Brasil: campeão da América do Sul em desigualdade de gênero
Por Cynthia Semíramis
Mesmo sendo considerado uma potência econômica e política na região, o
país está pior que vizinhos quando se trata de garantir a igualdade
entre homens e mulheres
Recentemente, o Fórum Econômico Mundial divulgou o relatório e ranking
2011 do Global Gender Gap, que mede o índice mundial de desigualdade
de gênero. Dos 134 países estudados, o Brasil ocupa atualmente o 82º
lugar.
Como em 2010 estávamos em 85º lugar, esta melhora no ranking seria um
motivo para comemoração. No entanto, não há motivo para isso. Desde
2006, quando foi feito o primeiro estudo, que classificou o Brasil
como 67º no ranking dos países mais igualitários, o que se viu foi a
queda nessa posição: 74º (2007), 73º (2008), 81º (2009), 85º( 2010).
Mesmo nos momentos em que houve uma recuperação mínima no índice,
nota-se uma grande distância em relação ao resultado de 2006.
É importante ressaltar que o resultado atual (82º lugar) coloca o
Brasil em último lugar da América do Sul. Ou seja, por mais que o
Brasil seja considerado uma potência econômica e política na região,
está pior que os países vizinhos quando se trata de garantir a
igualdade entre homens e mulheres.
Entendendo o Global Gender Gap
O Global Gender Gap é uma análise de dados obtidos em outras
pesquisas, que procura identificar disparidade de gênero nos países.

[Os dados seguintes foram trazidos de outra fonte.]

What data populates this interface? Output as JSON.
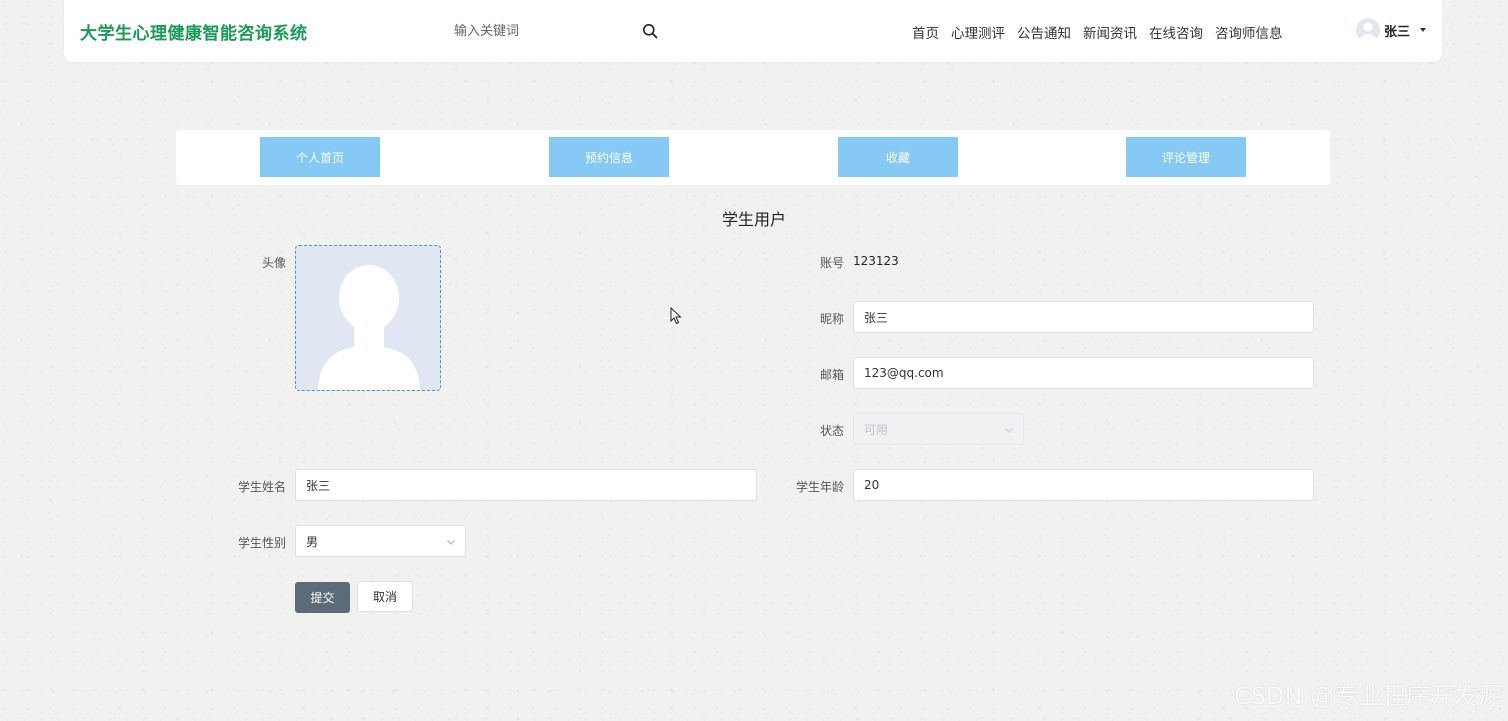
{
  "header": {
    "brand": "大学生心理健康智能咨询系统",
    "search_placeholder": "输入关键词",
    "nav": [
      "首页",
      "心理测评",
      "公告通知",
      "新闻资讯",
      "在线咨询",
      "咨询师信息"
    ],
    "user_name": "张三"
  },
  "tabs": [
    "个人首页",
    "预约信息",
    "收藏",
    "评论管理"
  ],
  "form": {
    "title": "学生用户",
    "avatar_label": "头像",
    "account_label": "账号",
    "account_value": "123123",
    "nickname_label": "昵称",
    "nickname_value": "张三",
    "email_label": "邮箱",
    "email_value": "123@qq.com",
    "status_label": "状态",
    "status_value": "可用",
    "name_label": "学生姓名",
    "name_value": "张三",
    "age_label": "学生年龄",
    "age_value": "20",
    "gender_label": "学生性别",
    "gender_value": "男",
    "submit_label": "提交",
    "cancel_label": "取消"
  },
  "watermark": "CSDN @专业程序开发源",
  "colors": {
    "brand": "#1a9a58",
    "tab_bg": "#86c9f4",
    "submit_bg": "#5c6b7a",
    "avatar_border": "#4a90d9"
  },
  "icons": {
    "search": "search-icon",
    "caret": "caret-down-icon",
    "chevron": "chevron-down-icon",
    "avatar": "avatar-placeholder-icon"
  }
}
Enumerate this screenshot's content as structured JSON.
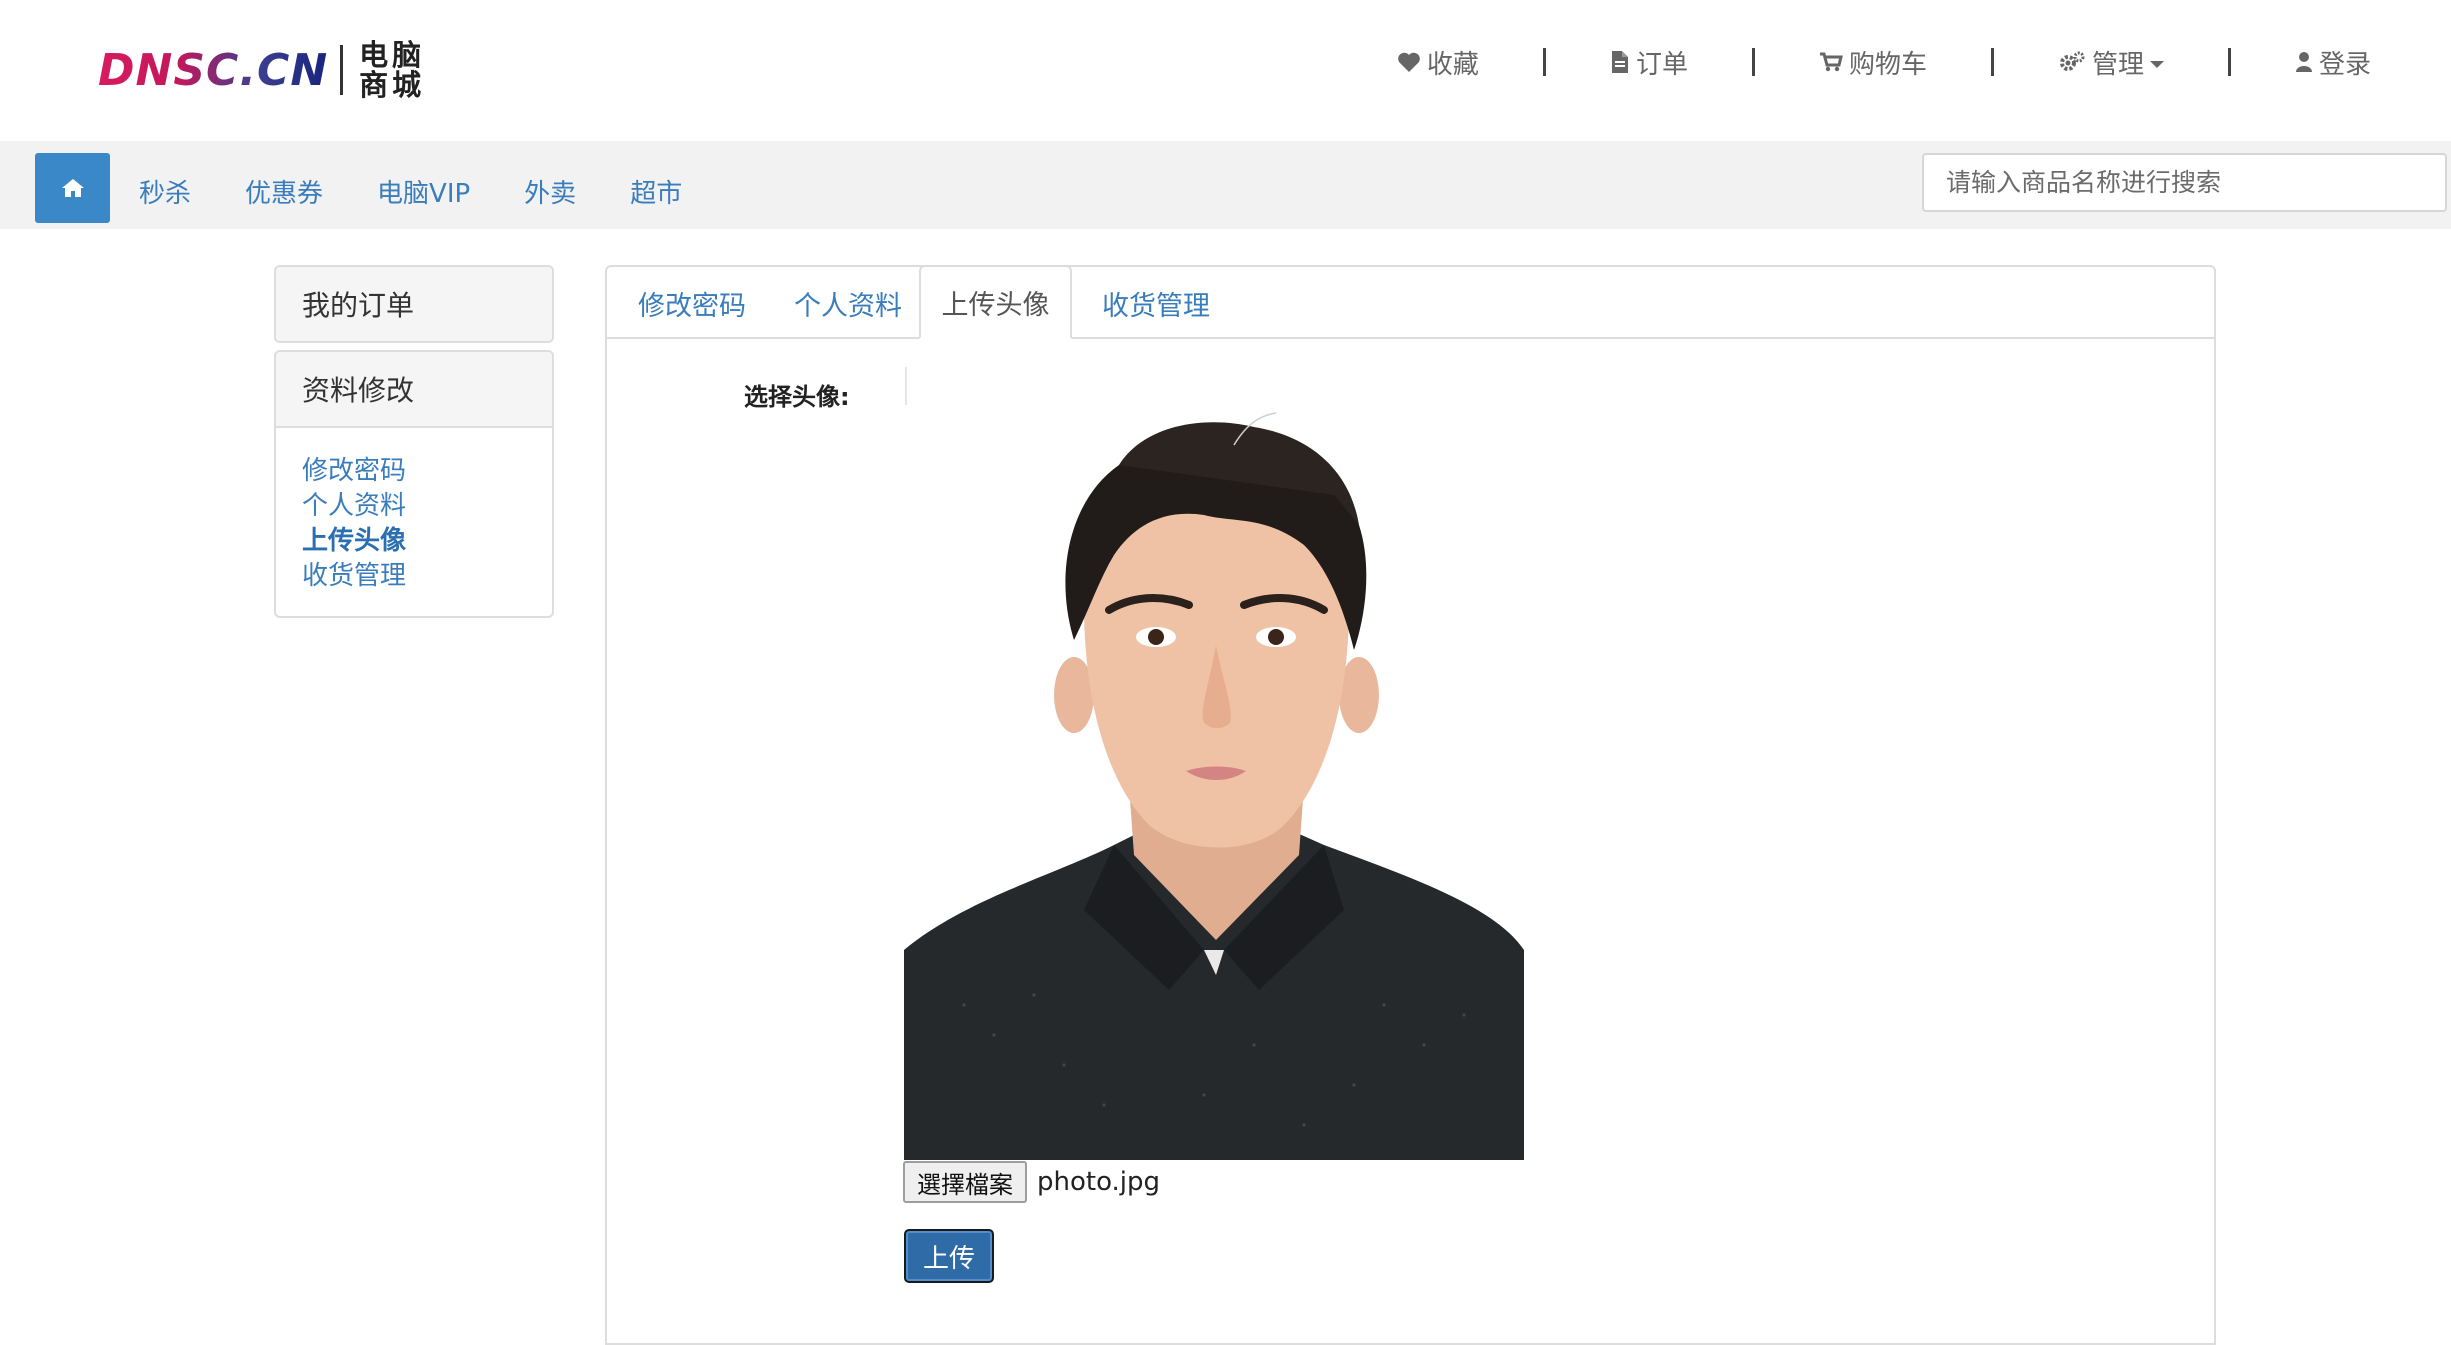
{
  "header": {
    "logo_en": "DNSC.CN",
    "logo_cn_line1": "电脑",
    "logo_cn_line2": "商城",
    "nav": [
      {
        "label": "收藏",
        "icon": "heart-icon"
      },
      {
        "label": "订单",
        "icon": "document-icon"
      },
      {
        "label": "购物车",
        "icon": "cart-icon"
      },
      {
        "label": "管理",
        "icon": "gears-icon",
        "dropdown": true
      },
      {
        "label": "登录",
        "icon": "user-icon"
      }
    ]
  },
  "navbar": {
    "home_icon": "home-icon",
    "links": [
      "秒杀",
      "优惠券",
      "电脑VIP",
      "外卖",
      "超市"
    ],
    "search_placeholder": "请输入商品名称进行搜索"
  },
  "sidebar": {
    "orders_title": "我的订单",
    "profile_title": "资料修改",
    "links": [
      "修改密码",
      "个人资料",
      "上传头像",
      "收货管理"
    ],
    "active_index": 2
  },
  "content": {
    "tabs": [
      "修改密码",
      "个人资料",
      "上传头像",
      "收货管理"
    ],
    "active_tab": 2,
    "form_label": "选择头像:",
    "file_button": "選擇檔案",
    "file_name": "photo.jpg",
    "upload_button": "上传"
  },
  "colors": {
    "link": "#3a7dbd",
    "primary": "#3a88c8",
    "upload": "#2e6ba7"
  }
}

No relatório de 2006, foram analisados dados de 115 países. Esse
número cresceu com o passar dos anos e desde 2009 são 134 os países
estudados.
A pesquisa é feita por meio da análise da participação de homens e
mulheres em quatro áreas temáticas consideradas fundamentais:
participação econômica, educação, saúde e poder político. Cada uma
dessas áreas é estudada através de variáveis obtidas por meio de
pesquisas de diversas instituições internacionais. O Global Gender Gap
utiliza pesquisas feitas pela Organização Internacional do Trabalho,
Fórum Econômico Mundial, Unesco, CIA, Organização Mundial de Saúde e
União Interparlamentar.
Obviamente, não se trata de um sistema perfeito de análise. Muitas
outras pesquisas e variáveis poderiam ser utilizadas, envolvendo
questões de raça, classe, juventude e maternidade/paternidade, e que
certamente trariam um resultado mais matizado em relação à igualdade
de gênero. Mas, a partir dos resultados atuais, já é possível, mesmo
para um leigo, concluir que falta muito para o Brasil ter igualdade de
gênero, e inclusive perceber onde estão alguns problemas graves nessa
questão.
Saúde
O Brasil sempre ocupou a primeira colocação no ranking do Global
Gender Gap quando a área temática é a saúde. Porém, antes de nos
alegrarmos com esse resultado, é importante saber que as variáveis
para a área de saúde são bem simples: expectativa de vida e proporção
de nascimentos entre homens e mulheres. Certamente, se fossem
utilizadas outras variáveis como mortalidade infantil ou expectativa
de vida em relação à raça, e até mesmo o impacto de políticas para a
redução da pobreza, os resultados seriam bem diferentes.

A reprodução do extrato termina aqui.